For further details see:
University of Essex webpage
Dr Martin Battle
Transforming India's Green Revolution by Research and Empowerment for Sustainable Food Supplies
Martin Battle is a postdoctoral researcher in the Lawson Plant Physiology Lab at the University of Essex. His PhD studies focused on circadian photobiology and green light responses in Arabidopsis thaliana and his current research involves improving understanding of leaf hydraulics in Pearl Millet (Pennisetum glaucum). His research aims to identify the properties of plants which lead to improved responses to natural stressors such as drought and shade, with the overarching goal of identifying optimal crop varieties and species in order to improve global food security and resource use efficiency by optimising crop productivity in response to the changing climate.
Martin works closely with all members of the Lawson Lab and under the umbrella of the Plant Productivity Group at the University of Essex. His research is part of Flagship Project 2 of the TIGR2ESS project, a Global Challenges Research Fund (GCRF) project spanning universities in the UK and India. TIGR2ESS is working to develop and strengthen alliances across a wide ranging network of UK and Indian experts in crop science, hydrology, social science and policy, creating a two-way knowledge exchange partnership in order to define the requirements for advancing the Green Revolution in India.
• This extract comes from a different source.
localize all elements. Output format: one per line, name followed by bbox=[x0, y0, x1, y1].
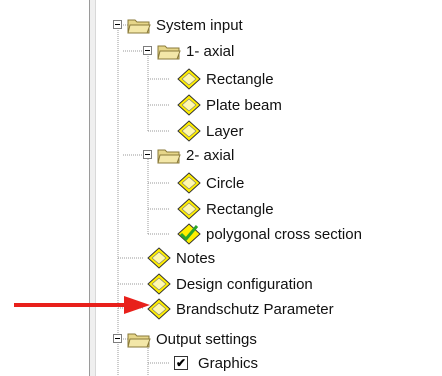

His research, as a part of TIGR2ESS's Flagship Project 2 (FP2a), seeks to identify accessions of sorghum and pearl millet with improved water use efficiency and yield stability under drought stress, with the ultimate goal of improving food security for smallholder farmers in India by allowing for better utilisation of these highly efficient C4 crops.
Understanding and engineering photoresponses in Arabidopsis thaliana: A study of the roles of light quality in photoreceptor responses in Arabidopsis, with a focus on circadian rhythms, green light and the engineering of a green-light activated synthetic system as a tool for use in plants.